- Born: Center Moriches, New York, U.S.
- Genres: Pop, Folk-Rock, R&B
- Occupations: Musician, Songwriter
- Instruments: Guitar, Vocals

= Jeff LeBlanc =

American singer-songwriter

Jeff LeBlanc is an American singer, songwriter and guitarist. Originally from Center Moriches, New York, LeBlanc attended Sacred Heart University in Fairfield, Connecticut.

He began performing sometime in 2004, getting his start as a street busker in Westhampton Beach, New York. In 2006, he released his first demo entitled Stories From a Small Town which he wrote and recorded in his Sacred Heart University dorm room.

His first studio EP, Signals, was released in 2009.

His sophomore effort, Worth Holding On To was released in 2011. Both albums found success on the SiriusXM Coffee House channel.

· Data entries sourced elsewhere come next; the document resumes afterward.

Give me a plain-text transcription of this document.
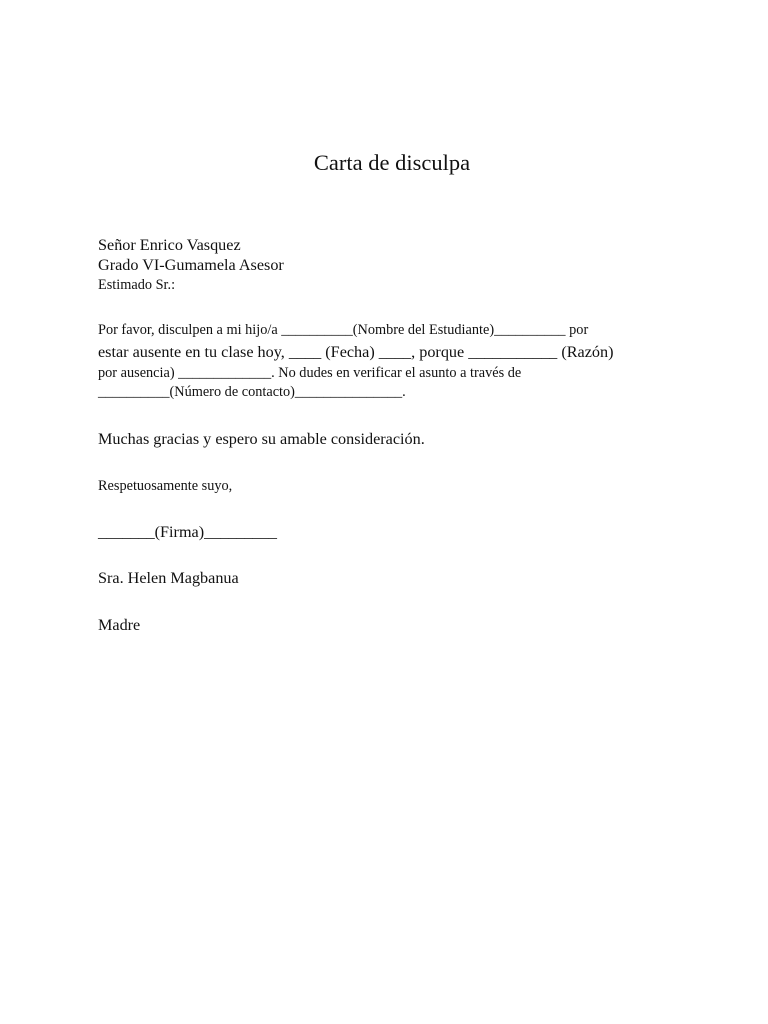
Carta de disculpa
Señor Enrico Vasquez
Grado VI-Gumamela Asesor
Estimado Sr.:
Por favor, disculpen a mi hijo/a __________(Nombre del Estudiante)__________ por
estar ausente en tu clase hoy, ____ (Fecha) ____, porque ___________ (Razón)
por ausencia) _____________. No dudes en verificar el asunto a través de
__________(Número de contacto)_______________.
Muchas gracias y espero su amable consideración.
Respetuosamente suyo,
_______(Firma)_________
Sra. Helen Magbanua
Madre
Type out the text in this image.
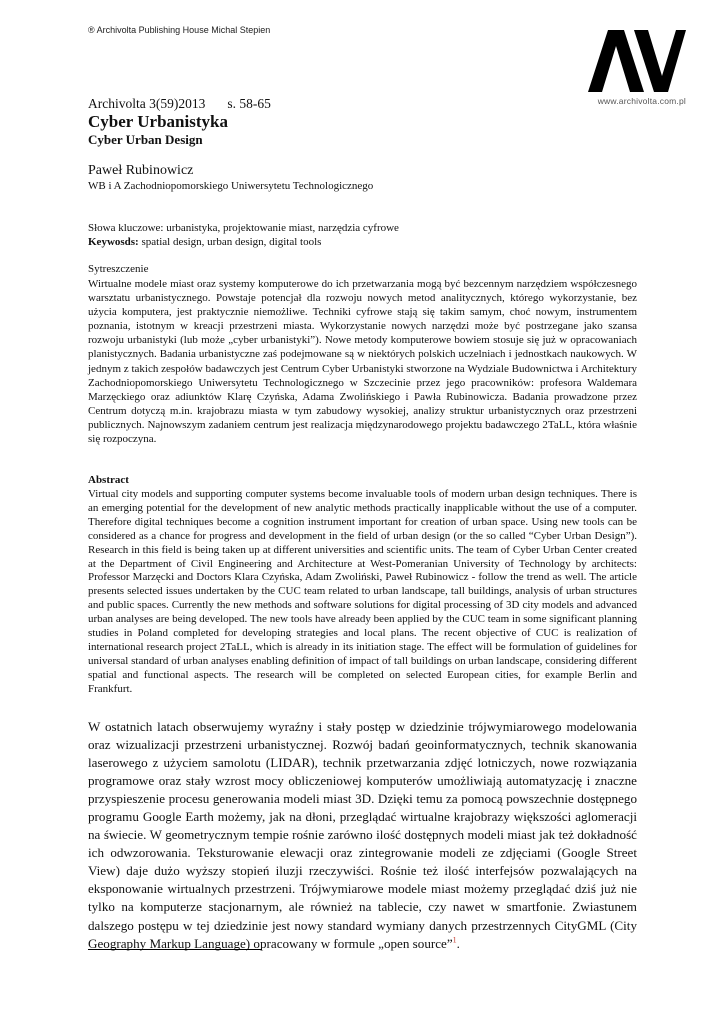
® Archivolta Publishing House Michal Stepien
www.archivolta.com.pl
Archivolta 3(59)2013 s. 58-65
Cyber Urbanistyka
Cyber Urban Design
Paweł Rubinowicz
WB i A Zachodniopomorskiego Uniwersytetu Technologicznego
Słowa kluczowe: urbanistyka, projektowanie miast, narzędzia cyfrowe
Keywosds: spatial design, urban design, digital tools
Sytreszczenie
Wirtualne modele miast oraz systemy komputerowe do ich przetwarzania mogą być bezcennym narzędziem współczesnego warsztatu urbanistycznego. Powstaje potencjał dla rozwoju nowych metod analitycznych, którego wykorzystanie, bez użycia komputera, jest praktycznie niemożliwe. Techniki cyfrowe stają się takim samym, choć nowym, instrumentem poznania, istotnym w kreacji przestrzeni miasta. Wykorzystanie nowych narzędzi może być postrzegane jako szansa rozwoju urbanistyki (lub może „cyber urbanistyki”). Nowe metody komputerowe bowiem stosuje się już w opracowaniach planistycznych. Badania urbanistyczne zaś podejmowane są w niektórych polskich uczelniach i jednostkach naukowych. W jednym z takich zespołów badawczych jest Centrum Cyber Urbanistyki stworzone na Wydziale Budownictwa i Architektury Zachodniopomorskiego Uniwersytetu Technologicznego w Szczecinie przez jego pracowników: profesora Waldemara Marzęckiego oraz adiunktów Klarę Czyńska, Adama Zwolińskiego i Pawła Rubinowicza. Badania prowadzone przez Centrum dotyczą m.in. krajobrazu miasta w tym zabudowy wysokiej, analizy struktur urbanistycznych oraz przestrzeni publicznych. Najnowszym zadaniem centrum jest realizacja międzynarodowego projektu badawczego 2TaLL, która właśnie się rozpoczyna.
Abstract
Virtual city models and supporting computer systems become invaluable tools of modern urban design techniques. There is an emerging potential for the development of new analytic methods practically inapplicable without the use of a computer. Therefore digital techniques become a cognition instrument important for creation of urban space. Using new tools can be considered as a chance for progress and development in the field of urban design (or the so called “Cyber Urban Design”). Research in this field is being taken up at different universities and scientific units. The team of Cyber Urban Center created at the Department of Civil Engineering and Architecture at West-Pomeranian University of Technology by architects: Professor Marzęcki and Doctors Klara Czyńska, Adam Zwoliński, Paweł Rubinowicz - follow the trend as well. The article presents selected issues undertaken by the CUC team related to urban landscape, tall buildings, analysis of urban structures and public spaces. Currently the new methods and software solutions for digital processing of 3D city models and advanced urban analyses are being developed. The new tools have already been applied by the CUC team in some significant planning studies in Poland completed for developing strategies and local plans. The recent objective of CUC is realization of international research project 2TaLL, which is already in its initiation stage. The effect will be formulation of guidelines for universal standard of urban analyses enabling definition of impact of tall buildings on urban landscape, considering different spatial and functional aspects. The research will be completed on selected European cities, for example Berlin and Frankfurt.
W ostatnich latach obserwujemy wyraźny i stały postęp w dziedzinie trójwymiarowego modelowania oraz wizualizacji przestrzeni urbanistycznej. Rozwój badań geoinformatycznych, technik skanowania laserowego z użyciem samolotu (LIDAR), technik przetwarzania zdjęć lotniczych, nowe rozwiązania programowe oraz stały wzrost mocy obliczeniowej komputerów umożliwiają automatyzację i znaczne przyspieszenie procesu generowania modeli miast 3D. Dzięki temu za pomocą powszechnie dostępnego programu Google Earth możemy, jak na dłoni, przeglądać wirtualne krajobrazy większości aglomeracji na świecie. W geometrycznym tempie rośnie zarówno ilość dostępnych modeli miast jak też dokładność ich odwzorowania. Teksturowanie elewacji oraz zintegrowanie modeli ze zdjęciami (Google Street View) daje dużo wyższy stopień iluzji rzeczywiści. Rośnie też ilość interfejsów pozwalających na eksponowanie wirtualnych przestrzeni. Trójwymiarowe modele miast możemy przeglądać dziś już nie tylko na komputerze stacjonarnym, ale również na tablecie, czy nawet w smartfonie. Zwiastunem dalszego postępu w tej dziedzinie jest nowy standard wymiany danych przestrzennych CityGML (City Geography Markup Language) opracowany w formule „open source”$^1$.
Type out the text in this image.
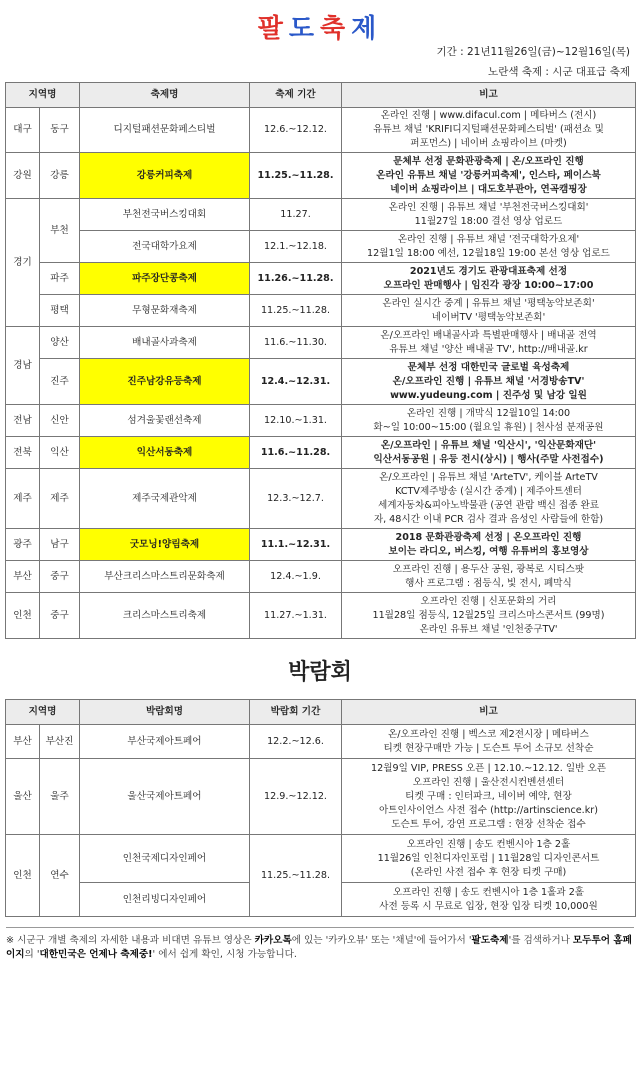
팔도축제
기간 : 21년11월26일(금)~12월16일(목)
노란색 축제 : 시군 대표급 축제
지역명		축제명	축제 기간	비고
대구	동구	디지털패션문화페스티벌	12.6.~12.12.	온라인 진행 | www.difacul.com | 메타버스 (전시)
유튜브 채널 'KRIFI디지털패션문화페스티벌' (패션쇼 및
퍼포먼스) | 네이버 쇼핑라이브 (마켓)
강원	강릉	강릉커피축제	11.25.~11.28.	문체부 선정 문화관광축제 | 온/오프라인 진행
온라인 유튜브 채널 '강릉커피축제', 인스타, 페이스북
네이버 쇼핑라이브 | 대도호부관아, 연곡캠핑장
경기	부천	부천전국버스킹대회	11.27.	온라인 진행 | 유튜브 채널 '부천전국버스킹대회'
11월27일 18:00 결선 영상 업로드
		전국대학가요제	12.1.~12.18.	온라인 진행 | 유튜브 채널 '전국대학가요제'
12월1일 18:00 예선, 12월18일 19:00 본선 영상 업로드
	파주	파주장단콩축제	11.26.~11.28.	2021년도 경기도 관광대표축제 선정
오프라인 판매행사 | 임진각 광장 10:00~17:00
	평택	무형문화재축제	11.25.~11.28.	온라인 실시간 중계 | 유튜브 채널 '평택농악보존회'
네이버TV '평택농악보존회'
경남	양산	배내골사과축제	11.6.~11.30.	온/오프라인 배내골사과 특별판매행사 | 배내골 전역
유튜브 채널 '양산 배내골 TV', http://배내골.kr
	진주	진주남강유등축제	12.4.~12.31.	문체부 선정 대한민국 글로벌 육성축제
온/오프라인 진행 | 유튜브 채널 '서경방송TV'
www.yudeung.com | 진주성 및 남강 일원
전남	신안	섬겨울꽃랜선축제	12.10.~1.31.	온라인 진행 | 개막식 12월10일 14:00
화~일 10:00~15:00 (월요일 휴원) | 천사섬 분재공원
전북	익산	익산서동축제	11.6.~11.28.	온/오프라인 | 유튜브 채널 '익산시', '익산문화재단'
익산서동공원 | 유등 전시(상시) | 행사(주말 사전접수)
제주	제주	제주국제관악제	12.3.~12.7.	온/오프라인 | 유튜브 채널 'ArteTV', 케이블 ArteTV
KCTV제주방송 (실시간 중계) | 제주아트센터
세계자동차&피아노박물관 (공연 관람 백신 접종 완료
자, 48시간 이내 PCR 검사 결과 음성인 사람들에 한함)
광주	남구	굿모닝!양림축제	11.1.~12.31.	2018 문화관광축제 선정 | 온오프라인 진행
보이는 라디오, 버스킹, 여행 유튜버의 홍보영상
부산	중구	부산크리스마스트리문화축제	12.4.~1.9.	오프라인 진행 | 용두산 공원, 광복로 시티스팟
행사 프로그램 : 점등식, 빛 전시, 폐막식
인천	중구	크리스마스트리축제	11.27.~1.31.	오프라인 진행 | 신포문화의 거리
11월28일 점등식, 12월25일 크리스마스콘서트 (99명)
온라인 유튜브 채널 '인천중구TV'
박람회
지역명		박람회명	박람회 기간	비고
부산	부산진	부산국제아트페어	12.2.~12.6.	온/오프라인 진행 | 벡스코 제2전시장 | 메타버스
티켓 현장구매만 가능 | 도슨트 투어 소규모 선착순
울산	울주	울산국제아트페어	12.9.~12.12.	12월9일 VIP, PRESS 오픈 | 12.10.~12.12. 일반 오픈
오프라인 진행 | 울산전시컨벤션센터
티켓 구매 : 인터파크, 네이버 예약, 현장
아트인사이언스 사전 접수 (http://artinscience.kr)
도슨트 투어, 강연 프로그램 : 현장 선착순 접수
인천	연수	인천국제디자인페어	11.25.~11.28.	오프라인 진행 | 송도 컨벤시아 1층 2홀
11월26일 인천디자인포럼 | 11월28일 디자인콘서트
(온라인 사전 접수 후 현장 티켓 구매)
		인천리빙디자인페어		오프라인 진행 | 송도 컨벤시아 1층 1홀과 2홀
사전 등록 시 무료로 입장, 현장 입장 티켓 10,000원
※ 시군구 개별 축제의 자세한 내용과 비대면 유튜브 영상은 카카오톡에 있는 '카카오뷰' 또는 '채널'에 들어가서 '팔도축제'를 검색하거나 모두투어 홈페이지의 '대한민국은 언제나 축제중!' 에서 쉽게 확인, 시청 가능합니다.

He released his third studio effort, My Own Way There, in 2013.

He followed with Vision, which was successfully backed by fans on Kickstarter and released in 2015.

Billboard premiered his next single, Way You Are, in 2018. He has since released the singles It's About Us in 2019 and When You Need Me in 2022.

He has opened for Boz Scaggs, Chris Stapleton, Gordon Lightfoot, Tori Kelly, Chaka Khan, Michael McDonald, Gavin DeGraw, Chris Isaak, Robert Cray, John Hiatt, Jamie Cullum, Brett Dennen, Lori McKenna and more.